A Wiggins spokesperson clarified that Wiggins, in his book, meant he didn’t have any intravenous injections, not intramuscular injections. Which brings to mind Bill Clinton’s classic line, “That depends upon what the meaning of the word ‘is,’ is.” It doesn’t exactly pass the common sense test.

Froome’s TUEs were less controversial. They were for prednisolone, another corticoid, and came in late May 2013 and late April 2014. But these are nothing new; their presence in Froome’s medical history was already public.

So should I be angry?

Yes and no.

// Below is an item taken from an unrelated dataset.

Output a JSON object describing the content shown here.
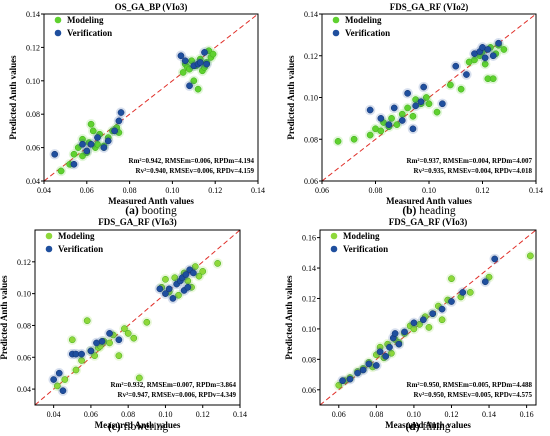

None of these TUEs indicate doping. Froome and Wiggins had TUEs. Doctors said they needed the medication. The question is whether athletes should have such TUEs at all.

David Millar said that the drugs Wiggins took should be banned completely. But he’s not a doctor, and the TUE docs would apparently disagree.

The greater issue is one of trust. From a broader perspective, the incident casts doubt on the otherwise clean image Sky has put forth for half a decade. Sky previously stated that it would rather pull a rider out of a race than provide such powerful substances to them. That clearly was not the case.

To the TUE skeptic, it suggests a willingness to push the rules, if not outright break them. The leaked TUE documents are also proof that Sky has not been as transparent with media and fans as it has previously touted.